History comes to life in Sr. English Class

2015 english 2In the fall of 2015 the Cissna Park High School English class received a mini-grant from the Education Foundation to purchase a new set of novels.  British Literature is what is studied in senior English, but that can sometimes get dull for the students so the teacher Pricilla Soto wanted the students to read something modern.  Holocaust stories actually fall under the British Literature genre and the perfect novel for seniors to read was “Night” by Elie Wiesel.  In junior high they read “The Diary of Anne Frank” which goes through Anne’s life in hiding. In contrast, Elie is a survivor of Auschwitz Concentration Camp and his novel details his experience moving into a ghetto, in a work camp, and in the notorious death camp.
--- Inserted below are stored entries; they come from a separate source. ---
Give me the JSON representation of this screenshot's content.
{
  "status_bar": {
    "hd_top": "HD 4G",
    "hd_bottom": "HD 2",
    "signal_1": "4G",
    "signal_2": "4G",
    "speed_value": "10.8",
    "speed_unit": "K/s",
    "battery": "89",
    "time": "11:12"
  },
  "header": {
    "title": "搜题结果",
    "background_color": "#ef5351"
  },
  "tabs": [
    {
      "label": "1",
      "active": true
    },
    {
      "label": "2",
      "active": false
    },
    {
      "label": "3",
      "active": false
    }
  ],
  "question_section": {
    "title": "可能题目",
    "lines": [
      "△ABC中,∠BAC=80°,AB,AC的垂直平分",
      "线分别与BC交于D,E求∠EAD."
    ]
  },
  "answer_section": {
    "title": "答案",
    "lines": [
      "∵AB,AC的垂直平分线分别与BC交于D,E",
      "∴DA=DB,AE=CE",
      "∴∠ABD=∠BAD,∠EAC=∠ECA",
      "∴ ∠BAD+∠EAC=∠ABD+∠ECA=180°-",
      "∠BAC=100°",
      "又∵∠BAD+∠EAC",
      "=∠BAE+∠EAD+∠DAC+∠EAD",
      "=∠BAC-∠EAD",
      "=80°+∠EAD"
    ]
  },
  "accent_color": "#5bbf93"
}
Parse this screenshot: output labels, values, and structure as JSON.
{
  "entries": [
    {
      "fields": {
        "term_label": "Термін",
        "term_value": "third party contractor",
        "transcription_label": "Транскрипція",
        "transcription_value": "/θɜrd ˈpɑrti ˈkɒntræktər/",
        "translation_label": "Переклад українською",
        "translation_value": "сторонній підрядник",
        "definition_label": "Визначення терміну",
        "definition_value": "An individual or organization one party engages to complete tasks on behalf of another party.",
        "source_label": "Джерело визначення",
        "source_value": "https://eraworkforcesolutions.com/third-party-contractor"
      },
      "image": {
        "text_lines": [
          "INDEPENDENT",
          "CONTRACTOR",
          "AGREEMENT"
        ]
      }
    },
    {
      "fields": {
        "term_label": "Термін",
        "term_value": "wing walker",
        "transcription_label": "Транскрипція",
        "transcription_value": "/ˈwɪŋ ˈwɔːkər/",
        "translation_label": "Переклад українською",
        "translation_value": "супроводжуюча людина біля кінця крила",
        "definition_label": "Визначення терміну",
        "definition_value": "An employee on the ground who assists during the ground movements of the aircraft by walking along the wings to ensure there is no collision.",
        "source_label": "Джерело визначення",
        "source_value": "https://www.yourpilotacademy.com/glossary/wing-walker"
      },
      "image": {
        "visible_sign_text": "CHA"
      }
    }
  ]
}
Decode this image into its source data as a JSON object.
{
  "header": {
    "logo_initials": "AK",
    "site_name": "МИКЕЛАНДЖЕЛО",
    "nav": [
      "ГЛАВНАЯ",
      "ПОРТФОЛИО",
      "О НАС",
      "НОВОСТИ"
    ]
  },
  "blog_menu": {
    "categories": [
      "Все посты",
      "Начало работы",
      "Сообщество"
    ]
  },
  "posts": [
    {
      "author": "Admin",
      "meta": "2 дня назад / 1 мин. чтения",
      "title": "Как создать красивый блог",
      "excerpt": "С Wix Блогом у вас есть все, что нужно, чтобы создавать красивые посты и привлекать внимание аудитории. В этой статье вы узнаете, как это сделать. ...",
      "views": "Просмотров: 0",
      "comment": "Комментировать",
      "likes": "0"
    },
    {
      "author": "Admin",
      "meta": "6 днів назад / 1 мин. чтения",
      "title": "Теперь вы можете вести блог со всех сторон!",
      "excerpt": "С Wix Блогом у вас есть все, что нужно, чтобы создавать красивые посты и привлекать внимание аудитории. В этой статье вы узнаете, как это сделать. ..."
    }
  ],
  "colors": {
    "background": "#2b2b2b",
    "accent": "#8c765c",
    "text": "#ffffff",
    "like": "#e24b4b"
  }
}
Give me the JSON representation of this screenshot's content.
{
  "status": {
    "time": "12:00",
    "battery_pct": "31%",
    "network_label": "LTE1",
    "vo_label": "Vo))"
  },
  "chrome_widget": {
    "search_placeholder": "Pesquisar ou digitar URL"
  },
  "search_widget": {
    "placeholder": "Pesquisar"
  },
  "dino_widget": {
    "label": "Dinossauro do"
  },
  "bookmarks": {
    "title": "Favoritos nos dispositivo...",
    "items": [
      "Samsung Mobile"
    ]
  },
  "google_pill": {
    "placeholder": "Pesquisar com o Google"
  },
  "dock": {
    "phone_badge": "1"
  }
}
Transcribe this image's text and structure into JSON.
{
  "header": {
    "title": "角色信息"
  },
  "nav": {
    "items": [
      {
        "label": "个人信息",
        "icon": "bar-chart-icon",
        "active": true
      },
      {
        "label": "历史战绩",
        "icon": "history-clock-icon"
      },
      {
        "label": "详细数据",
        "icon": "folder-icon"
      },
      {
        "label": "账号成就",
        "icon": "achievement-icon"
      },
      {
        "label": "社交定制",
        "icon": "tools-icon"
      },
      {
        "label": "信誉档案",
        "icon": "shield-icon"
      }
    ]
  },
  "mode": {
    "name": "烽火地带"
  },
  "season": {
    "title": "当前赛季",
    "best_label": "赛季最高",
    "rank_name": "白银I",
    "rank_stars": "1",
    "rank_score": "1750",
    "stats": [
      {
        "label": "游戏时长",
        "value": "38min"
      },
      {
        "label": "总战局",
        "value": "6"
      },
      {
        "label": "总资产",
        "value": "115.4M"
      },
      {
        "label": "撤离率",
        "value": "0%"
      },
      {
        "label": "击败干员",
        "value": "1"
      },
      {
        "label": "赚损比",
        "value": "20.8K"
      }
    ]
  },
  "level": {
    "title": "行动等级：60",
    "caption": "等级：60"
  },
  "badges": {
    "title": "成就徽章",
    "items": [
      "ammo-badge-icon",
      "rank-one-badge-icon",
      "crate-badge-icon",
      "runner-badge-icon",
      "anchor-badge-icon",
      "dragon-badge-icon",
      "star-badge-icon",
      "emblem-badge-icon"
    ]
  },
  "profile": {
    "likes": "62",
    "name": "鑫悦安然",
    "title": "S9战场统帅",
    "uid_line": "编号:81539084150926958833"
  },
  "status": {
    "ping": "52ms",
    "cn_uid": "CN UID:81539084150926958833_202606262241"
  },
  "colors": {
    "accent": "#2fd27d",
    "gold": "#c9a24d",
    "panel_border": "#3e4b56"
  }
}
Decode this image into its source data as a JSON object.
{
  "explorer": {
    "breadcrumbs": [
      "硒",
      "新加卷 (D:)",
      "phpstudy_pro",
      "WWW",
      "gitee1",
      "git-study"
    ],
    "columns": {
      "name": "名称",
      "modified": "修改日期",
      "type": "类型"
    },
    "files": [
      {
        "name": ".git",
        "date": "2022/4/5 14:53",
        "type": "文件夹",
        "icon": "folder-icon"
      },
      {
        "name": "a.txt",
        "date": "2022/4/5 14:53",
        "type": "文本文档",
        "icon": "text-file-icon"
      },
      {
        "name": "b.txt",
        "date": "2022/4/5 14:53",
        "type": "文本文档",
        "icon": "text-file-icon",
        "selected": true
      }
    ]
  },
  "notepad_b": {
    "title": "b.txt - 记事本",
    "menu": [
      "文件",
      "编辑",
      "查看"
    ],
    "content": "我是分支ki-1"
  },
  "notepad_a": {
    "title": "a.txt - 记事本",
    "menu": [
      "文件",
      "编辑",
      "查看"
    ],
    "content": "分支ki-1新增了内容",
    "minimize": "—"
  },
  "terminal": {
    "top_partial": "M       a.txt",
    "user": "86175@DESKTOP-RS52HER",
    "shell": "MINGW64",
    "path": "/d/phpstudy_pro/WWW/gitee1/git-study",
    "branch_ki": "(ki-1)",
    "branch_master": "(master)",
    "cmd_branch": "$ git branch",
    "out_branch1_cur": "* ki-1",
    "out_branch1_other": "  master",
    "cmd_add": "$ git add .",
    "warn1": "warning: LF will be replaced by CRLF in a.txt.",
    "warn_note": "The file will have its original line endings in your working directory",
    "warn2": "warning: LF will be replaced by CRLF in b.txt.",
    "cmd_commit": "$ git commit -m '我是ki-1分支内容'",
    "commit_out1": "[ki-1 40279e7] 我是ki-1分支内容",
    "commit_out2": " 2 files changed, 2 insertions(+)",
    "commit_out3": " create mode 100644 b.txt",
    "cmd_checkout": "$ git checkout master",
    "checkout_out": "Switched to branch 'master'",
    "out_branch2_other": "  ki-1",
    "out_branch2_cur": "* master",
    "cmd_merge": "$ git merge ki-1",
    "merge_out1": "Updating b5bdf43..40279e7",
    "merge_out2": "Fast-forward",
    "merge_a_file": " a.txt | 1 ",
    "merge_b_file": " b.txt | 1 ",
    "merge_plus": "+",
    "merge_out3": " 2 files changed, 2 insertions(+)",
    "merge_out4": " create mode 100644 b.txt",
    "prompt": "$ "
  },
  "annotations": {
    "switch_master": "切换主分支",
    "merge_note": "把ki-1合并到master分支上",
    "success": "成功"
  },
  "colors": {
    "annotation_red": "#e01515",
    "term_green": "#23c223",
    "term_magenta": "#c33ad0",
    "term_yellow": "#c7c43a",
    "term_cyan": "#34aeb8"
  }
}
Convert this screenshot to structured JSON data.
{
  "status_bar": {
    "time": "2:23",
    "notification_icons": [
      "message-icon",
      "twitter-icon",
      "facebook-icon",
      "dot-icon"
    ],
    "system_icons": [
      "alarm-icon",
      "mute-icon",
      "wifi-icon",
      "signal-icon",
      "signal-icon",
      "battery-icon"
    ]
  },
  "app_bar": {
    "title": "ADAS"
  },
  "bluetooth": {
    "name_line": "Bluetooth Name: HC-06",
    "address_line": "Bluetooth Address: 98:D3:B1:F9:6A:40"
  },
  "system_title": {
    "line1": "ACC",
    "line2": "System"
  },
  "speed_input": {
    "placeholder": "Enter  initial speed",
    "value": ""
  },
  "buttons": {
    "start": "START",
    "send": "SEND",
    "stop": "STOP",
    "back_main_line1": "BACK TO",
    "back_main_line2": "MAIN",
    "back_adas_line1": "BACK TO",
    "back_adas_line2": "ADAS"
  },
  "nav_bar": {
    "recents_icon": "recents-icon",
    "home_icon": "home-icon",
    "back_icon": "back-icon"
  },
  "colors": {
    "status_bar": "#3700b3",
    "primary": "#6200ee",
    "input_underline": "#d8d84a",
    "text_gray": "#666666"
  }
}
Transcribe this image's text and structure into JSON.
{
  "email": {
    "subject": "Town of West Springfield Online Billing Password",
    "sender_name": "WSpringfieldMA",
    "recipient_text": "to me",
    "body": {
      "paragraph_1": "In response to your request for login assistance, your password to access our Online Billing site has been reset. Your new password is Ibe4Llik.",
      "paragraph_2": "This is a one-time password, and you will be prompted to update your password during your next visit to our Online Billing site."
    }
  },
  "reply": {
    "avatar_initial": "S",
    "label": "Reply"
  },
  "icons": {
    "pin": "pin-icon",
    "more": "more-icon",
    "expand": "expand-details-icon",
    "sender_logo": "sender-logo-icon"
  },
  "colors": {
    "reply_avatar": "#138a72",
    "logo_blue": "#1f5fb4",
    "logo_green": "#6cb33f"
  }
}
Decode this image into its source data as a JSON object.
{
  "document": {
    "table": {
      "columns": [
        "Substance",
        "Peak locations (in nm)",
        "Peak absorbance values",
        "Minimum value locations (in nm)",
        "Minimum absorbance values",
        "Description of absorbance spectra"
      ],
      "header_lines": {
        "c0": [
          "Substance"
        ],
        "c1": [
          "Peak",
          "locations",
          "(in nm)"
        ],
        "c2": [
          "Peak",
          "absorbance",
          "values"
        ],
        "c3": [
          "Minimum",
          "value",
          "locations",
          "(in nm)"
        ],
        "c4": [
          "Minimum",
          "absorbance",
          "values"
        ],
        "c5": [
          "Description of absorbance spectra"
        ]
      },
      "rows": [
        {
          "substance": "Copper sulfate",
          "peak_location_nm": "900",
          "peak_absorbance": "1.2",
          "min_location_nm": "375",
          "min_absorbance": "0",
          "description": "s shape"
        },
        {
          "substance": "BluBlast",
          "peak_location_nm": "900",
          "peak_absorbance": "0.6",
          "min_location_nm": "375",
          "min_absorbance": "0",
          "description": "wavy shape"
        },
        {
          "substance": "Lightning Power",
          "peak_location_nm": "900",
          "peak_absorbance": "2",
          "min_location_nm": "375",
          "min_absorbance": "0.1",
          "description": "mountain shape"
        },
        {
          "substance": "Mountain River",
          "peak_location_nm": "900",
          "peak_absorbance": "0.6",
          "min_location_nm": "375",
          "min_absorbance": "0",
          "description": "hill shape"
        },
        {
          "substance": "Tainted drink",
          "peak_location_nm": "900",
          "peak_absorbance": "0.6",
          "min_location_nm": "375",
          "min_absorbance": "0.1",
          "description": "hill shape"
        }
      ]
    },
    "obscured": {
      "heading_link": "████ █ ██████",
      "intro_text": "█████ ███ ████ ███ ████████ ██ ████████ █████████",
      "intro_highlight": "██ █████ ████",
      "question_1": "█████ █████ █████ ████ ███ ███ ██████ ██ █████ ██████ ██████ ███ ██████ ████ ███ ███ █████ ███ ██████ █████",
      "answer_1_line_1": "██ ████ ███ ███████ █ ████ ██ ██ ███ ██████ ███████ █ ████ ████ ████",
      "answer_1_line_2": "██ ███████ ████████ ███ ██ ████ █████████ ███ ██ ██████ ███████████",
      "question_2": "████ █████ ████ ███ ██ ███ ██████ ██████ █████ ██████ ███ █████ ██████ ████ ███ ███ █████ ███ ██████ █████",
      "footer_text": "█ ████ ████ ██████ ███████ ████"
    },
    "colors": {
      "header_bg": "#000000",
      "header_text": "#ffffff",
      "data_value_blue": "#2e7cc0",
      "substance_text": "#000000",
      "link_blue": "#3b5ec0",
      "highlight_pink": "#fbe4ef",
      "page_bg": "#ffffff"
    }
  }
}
To begin the Holocaust unit students chose a camp and conducted research on it.  They then gave a presentation to the class giving details about the camp. Once presentations were over the students began to read “Night”.   This was by far the favorite text read by the students all year in English class because they were able to read a first-hand account of life in a camp. Elie’s story was extremely impactful that some tears were shed at certain parts of the novel.

What made this unit amazing was that the seniors actually got to go to the Holocaust Museum in Washington DC during their senior trip.  They were so excited to build knowledge on their own research as well as learn about the Holocaust.  Many students found information on the camps they had researched and were eager to share it with their classmates.  Students were able to learn about other survivors as well as those who did not make it out of the camps.

Overall, the unit was a success. Students were able to share knowledge they learned with their peers and then we read the novel as a class.  After every reading day there was a silence of disbelief at what Elie and other characters experienced. With Elie’s novel “Night” we can only begin to fathom what victim’s went through.  Going to the Holocaust museum reinforced and built upon what they had learned.